Talk to Your Clinician About Getting Pregnant
The Preconception Visit
A preconception checkup happens prior to your pregnancy to help make sure you're healthy before you conceive.
At these visits, you should:
Discuss your personal pregnancy history.
Discuss your personal and family history or major health risks—including hypertension and diabetes of pregnancy, preeclampsia, premature labor, small babies and cardiovascular disease—including stroke, blood clots and heart attacks.
Discuss your risk factors for heart disease and how you can modify them now.
Discuss how you can reduce your risk of poor outcomes, including:
Chronic conditions such as obesity, hypertension and diabetes.
Consult with a maternal-fetal medicine/high-risk obstetrician, a cardiologist and/or a nutritionist.

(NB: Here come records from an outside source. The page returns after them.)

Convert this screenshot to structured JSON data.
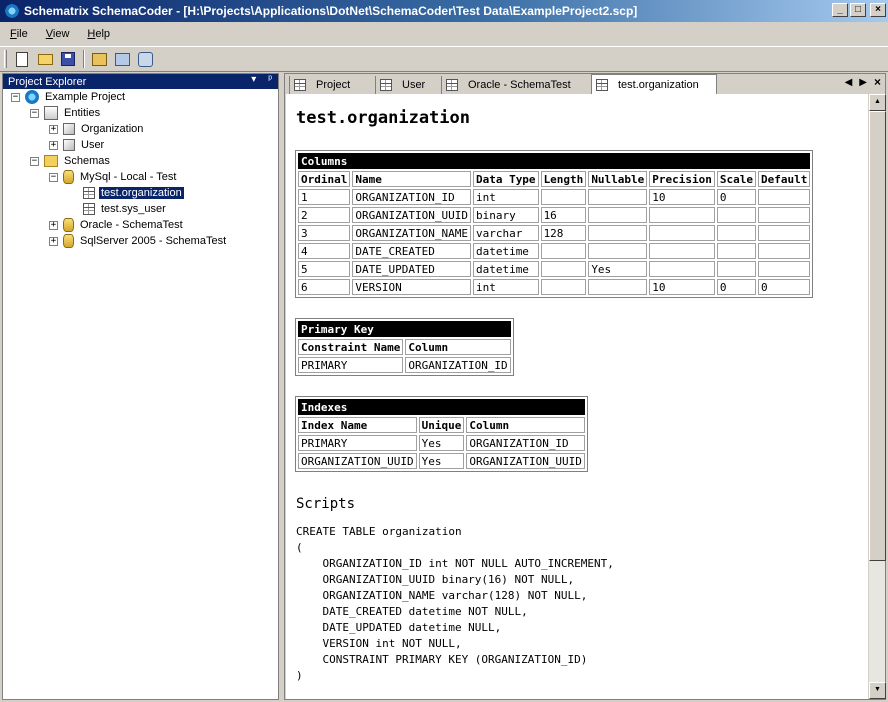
{
  "window": {
    "title": "Schematrix SchemaCoder - [H:\\Projects\\Applications\\DotNet\\SchemaCoder\\Test Data\\ExampleProject2.scp]",
    "controls": [
      "_",
      "□",
      "×"
    ]
  },
  "menu": {
    "items": [
      "File",
      "View",
      "Help"
    ]
  },
  "toolbar": {
    "buttons": [
      "new-file-icon",
      "open-folder-icon",
      "save-icon",
      "generate-icon",
      "connect-icon",
      "settings-icon"
    ]
  },
  "explorer": {
    "title": "Project Explorer",
    "pin": "▾",
    "dock": "ᵖ",
    "tree": {
      "project": "Example Project",
      "entities": "Entities",
      "entity_organization": "Organization",
      "entity_user": "User",
      "schemas": "Schemas",
      "mysql": "MySql - Local - Test",
      "table_org": "test.organization",
      "table_sysuser": "test.sys_user",
      "oracle": "Oracle - SchemaTest",
      "sqlserver": "SqlServer 2005 - SchemaTest"
    },
    "expanders": {
      "minus": "−",
      "plus": "+"
    }
  },
  "tabs": [
    "Project",
    "User",
    "Oracle - SchemaTest",
    "test.organization"
  ],
  "tab_controls": {
    "prev": "◀",
    "next": "▶",
    "close": "×"
  },
  "document": {
    "title": "test.organization",
    "columns_table": {
      "caption": "Columns",
      "headers": [
        "Ordinal",
        "Name",
        "Data Type",
        "Length",
        "Nullable",
        "Precision",
        "Scale",
        "Default"
      ],
      "rows": [
        [
          "1",
          "ORGANIZATION_ID",
          "int",
          "",
          "",
          "10",
          "0",
          ""
        ],
        [
          "2",
          "ORGANIZATION_UUID",
          "binary",
          "16",
          "",
          "",
          "",
          ""
        ],
        [
          "3",
          "ORGANIZATION_NAME",
          "varchar",
          "128",
          "",
          "",
          "",
          ""
        ],
        [
          "4",
          "DATE_CREATED",
          "datetime",
          "",
          "",
          "",
          "",
          ""
        ],
        [
          "5",
          "DATE_UPDATED",
          "datetime",
          "",
          "Yes",
          "",
          "",
          ""
        ],
        [
          "6",
          "VERSION",
          "int",
          "",
          "",
          "10",
          "0",
          "0"
        ]
      ]
    },
    "primary_key_table": {
      "caption": "Primary Key",
      "headers": [
        "Constraint Name",
        "Column"
      ],
      "rows": [
        [
          "PRIMARY",
          "ORGANIZATION_ID"
        ]
      ]
    },
    "indexes_table": {
      "caption": "Indexes",
      "headers": [
        "Index Name",
        "Unique",
        "Column"
      ],
      "rows": [
        [
          "PRIMARY",
          "Yes",
          "ORGANIZATION_ID"
        ],
        [
          "ORGANIZATION_UUID",
          "Yes",
          "ORGANIZATION_UUID"
        ]
      ]
    },
    "scripts_heading": "Scripts",
    "script": "CREATE TABLE organization\n(\n    ORGANIZATION_ID int NOT NULL AUTO_INCREMENT,\n    ORGANIZATION_UUID binary(16) NOT NULL,\n    ORGANIZATION_NAME varchar(128) NOT NULL,\n    DATE_CREATED datetime NOT NULL,\n    DATE_UPDATED datetime NULL,\n    VERSION int NOT NULL,\n    CONSTRAINT PRIMARY KEY (ORGANIZATION_ID)\n)\n\nCREATE UNIQUE INDEX PRIMARY"
  },
  "scrollbar": {
    "up": "▲",
    "down": "▼"
  },
  "colors": {
    "titlebar": "#0a246a",
    "selection": "#0a246a",
    "chrome": "#d4d0c8",
    "table_caption": "#000000"
  }
}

Determine if a midwife and/or doula (a professional trained to provide emotional support and advocacy) would be beneficial.

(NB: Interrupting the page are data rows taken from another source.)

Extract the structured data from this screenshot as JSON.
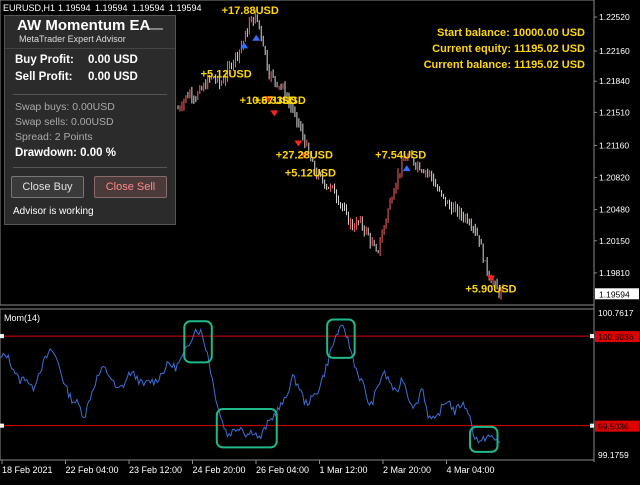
{
  "window": {
    "symbol_label": "EURUSD,H1",
    "quote_values": [
      "1.19594",
      "1.19594",
      "1.19594",
      "1.19594"
    ]
  },
  "panel": {
    "title": "AW Momentum EA",
    "subtitle": "MetaTrader Expert Advisor",
    "minimize_glyph": "—",
    "buy_profit_label": "Buy Profit:",
    "buy_profit_value": "0.00 USD",
    "sell_profit_label": "Sell Profit:",
    "sell_profit_value": "0.00 USD",
    "swap_buys": "Swap buys: 0.00USD",
    "swap_sells": "Swap sells: 0.00USD",
    "spread": "Spread: 2 Points",
    "drawdown": "Drawdown: 0.00 %",
    "close_buy_label": "Close Buy",
    "close_sell_label": "Close Sell",
    "status": "Advisor is working"
  },
  "account": {
    "start_balance": "Start balance: 10000.00 USD",
    "current_equity": "Current equity: 11195.02 USD",
    "current_balance": "Current balance: 11195.02 USD"
  },
  "colors": {
    "background": "#000000",
    "bull_candle": "#ff6060",
    "bear_candle": "#d8d8d8",
    "profit_label": "#ffd700",
    "indicator_line": "#3b6fd6",
    "level_line": "#e00000",
    "highlight_box": "#1fb88a",
    "buy_arrow": "#3070ff",
    "sell_arrow": "#ff2020"
  },
  "chart_data": [
    {
      "type": "candlestick",
      "name": "price",
      "y_ticks": [
        "1.22520",
        "1.22160",
        "1.21840",
        "1.21510",
        "1.21160",
        "1.20820",
        "1.20480",
        "1.20150",
        "1.19810"
      ],
      "ylim": [
        1.1947,
        1.227
      ],
      "current_price": "1.19594",
      "close_path": [
        1.2155,
        1.2165,
        1.2172,
        1.2168,
        1.2175,
        1.2185,
        1.2188,
        1.218,
        1.2192,
        1.2205,
        1.2215,
        1.2228,
        1.2248,
        1.2252,
        1.223,
        1.2195,
        1.2185,
        1.218,
        1.2168,
        1.2152,
        1.2138,
        1.2122,
        1.21,
        1.2085,
        1.208,
        1.2072,
        1.2068,
        1.2055,
        1.204,
        1.203,
        1.2035,
        1.2028,
        1.2015,
        1.2,
        1.2025,
        1.205,
        1.2075,
        1.2092,
        1.2105,
        1.21,
        1.2095,
        1.209,
        1.2085,
        1.207,
        1.206,
        1.2052,
        1.2048,
        1.2042,
        1.204,
        1.2032,
        1.2018,
        1.199,
        1.1975,
        1.1962,
        1.1959
      ],
      "trade_labels": [
        {
          "text": "+17.88USD",
          "x_index": 12,
          "price": 1.2255
        },
        {
          "text": "+5.12USD",
          "x_index": 8,
          "price": 1.2188
        },
        {
          "text": "+10.67USD",
          "x_index": 15,
          "price": 1.216
        },
        {
          "text": "+8.33USD",
          "x_index": 17,
          "price": 1.216
        },
        {
          "text": "+27.28USD",
          "x_index": 21,
          "price": 1.2102
        },
        {
          "text": "+5.12USD",
          "x_index": 22,
          "price": 1.2083
        },
        {
          "text": "+7.54USD",
          "x_index": 37,
          "price": 1.2102
        },
        {
          "text": "+5.90USD",
          "x_index": 52,
          "price": 1.196
        }
      ],
      "buy_arrows": [
        {
          "x_index": 11,
          "price": 1.2222
        },
        {
          "x_index": 13,
          "price": 1.223
        },
        {
          "x_index": 38,
          "price": 1.2092
        }
      ],
      "sell_arrows": [
        {
          "x_index": 15,
          "price": 1.2165
        },
        {
          "x_index": 16,
          "price": 1.215
        },
        {
          "x_index": 20,
          "price": 1.2118
        },
        {
          "x_index": 21,
          "price": 1.2105
        },
        {
          "x_index": 52,
          "price": 1.1975
        }
      ]
    },
    {
      "type": "line",
      "name": "Mom(14)",
      "title": "Mom(14)",
      "y_ticks": [
        "100.7617",
        "100.5036",
        "99.5036",
        "99.1759"
      ],
      "ylim": [
        99.1759,
        100.7617
      ],
      "levels": [
        100.5036,
        99.5036
      ],
      "anchor_values": [
        100.25,
        100.3,
        100.15,
        100.0,
        100.05,
        99.9,
        100.1,
        100.25,
        100.35,
        100.2,
        99.95,
        99.8,
        99.75,
        99.6,
        99.85,
        100.05,
        100.15,
        100.05,
        99.9,
        99.95,
        100.1,
        100.05,
        99.95,
        100.0,
        100.0,
        100.1,
        100.2,
        100.15,
        100.25,
        100.4,
        100.58,
        100.55,
        100.3,
        99.9,
        99.6,
        99.4,
        99.45,
        99.5,
        99.4,
        99.45,
        99.35,
        99.5,
        99.6,
        99.7,
        99.8,
        100.05,
        99.95,
        99.75,
        99.8,
        99.9,
        100.1,
        100.35,
        100.55,
        100.6,
        100.35,
        100.1,
        99.95,
        99.7,
        99.9,
        100.1,
        100.0,
        99.85,
        100.05,
        99.8,
        99.7,
        99.95,
        99.6,
        99.55,
        99.7,
        99.8,
        99.65,
        99.75,
        99.7,
        99.4,
        99.3,
        99.4,
        99.35,
        99.32
      ],
      "highlights": [
        {
          "start_index": 29,
          "end_index": 32
        },
        {
          "start_index": 34,
          "end_index": 42
        },
        {
          "start_index": 51,
          "end_index": 54
        },
        {
          "start_index": 73,
          "end_index": 76
        }
      ]
    }
  ],
  "time_axis": {
    "labels": [
      "18 Feb 2021",
      "22 Feb 04:00",
      "23 Feb 12:00",
      "24 Feb 20:00",
      "26 Feb 04:00",
      "1 Mar 12:00",
      "2 Mar 20:00",
      "4 Mar 04:00"
    ]
  }
}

Ask about prenatal supplements and/or lifestyle changes that can help optimize your pregnancy.
How to Prepare for Your Visits
Seek out a clinician that has a history or patient-centered care.

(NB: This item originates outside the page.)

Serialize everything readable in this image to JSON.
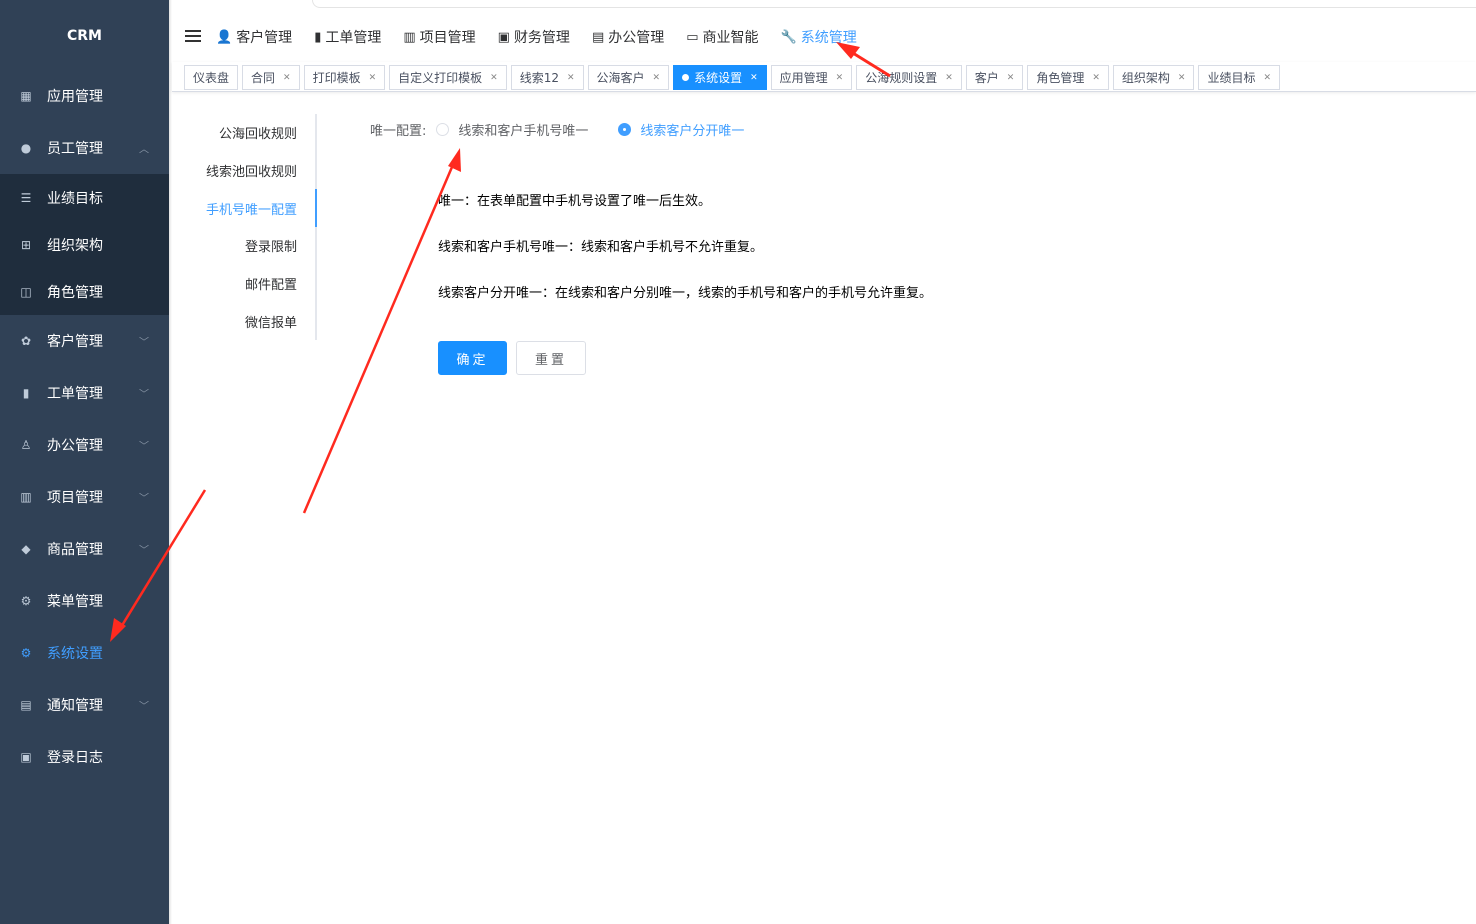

Be prepared to have in-depth discussions about your medical history with an emphasis on heart and brain health.
Understand your reproductive health and any pregnancy related complications.
Understand your risk for preeclampsia, diabetes, hypertension or other conditions that may impact you immediately or in the future.
Inquire how you can modify these risks—including the use of aspirin, exercise, healthy eating patterns, Vitamin D or iron supplementation or other interventions.
FYI: Data shows 140 minutes of moderate cardio (i.e. briskly walking) daily can decrease risk of preeclampsia.
Second & Third Trimesters
Communicating with Your Clinician
Pregnancy can be nature's stress test on the heart. It is important to know the signs and symptoms for heart conditions, such as preeclampsia. Asking these questions may be helpful.
Would I benefit from the use of low-dose aspirin to reduce my risk of hypertension/ preeclampsia?
Would I benefit from changing my diet to incorporate more iron and vegetables and fewer carbohydrates?
Should I measure my blood pressure at home?
Are my prescription medications and/or supplements safe for pregnancy?
Would I benefit from the use of vitamin D supplementation?
What should my weight goals be during my pregnancy?
Is it safe to exercise? What type of exercise should I do and for how long?
Are there reasons that my labor may be induced?
How common are vaginal deliveries vs. C-section for first time mothers in this practice?
The Postpartum Visit
The fourth trimester is the 12-week period immediately after you have had your baby. It is a time of great physical and emotional change as you adjust to your new life. This is an important time for you to continue to see your healthcare professionals.
Important questions to ask include:
Should I continue to see the cardiologist? And when should I follow up with my OB?
How or by when should I start considering losing the weight I gained in pregnancy?
How can I best space my pregnancies and/or how should I plan for the next pregnancy?
What health goals should I set for the next year?
FYI: If you have any blood pressure concerns, you should ideally see a clinician within the first week of discharge.
Ask you clinician about breastfeeding.
Data suggests breastfeeding lowers the risk of developing diabetes, high cholesterol, high blood pressure and heart disease. Discuss these benefits with your healthcare professional.
Important conversations to have with your child's peditrician.
Your heart health while pregnant may have a significant impact on your child's cardiovascular health throughout their childhood and adolescence. When you communicate with the pediatrician, it is important to mention any pregnancy related complications, such as high blood pressure, preeclampsia, gestational diabetes, etc.
FYI: Data has shown that mothers who fail to lose their baby weight within a year of giving birth are at a much greater risk of developing diabetes and heart disease.
Beyond the Fourth Trimester
Building a Long-Term Relationship for Longevity
Did you know that the cardiovascular risk factors that occur in pregnancy can still impact you for the next year of life? The first year after having a baby is the most important time for you to focus on you—with the goal of optimizing your cardiovascular, physical and mental health.
In the first year and beyond, maintaining a good relationship with your clinician is important. This is best done by ensuring, at a minimum, you attend your yearly well-woman visit.
During this visit, reassess your risk factors for future heart and brain events. This is an important time to discuss and set health goals with your clinician for overall health and future pregnancies.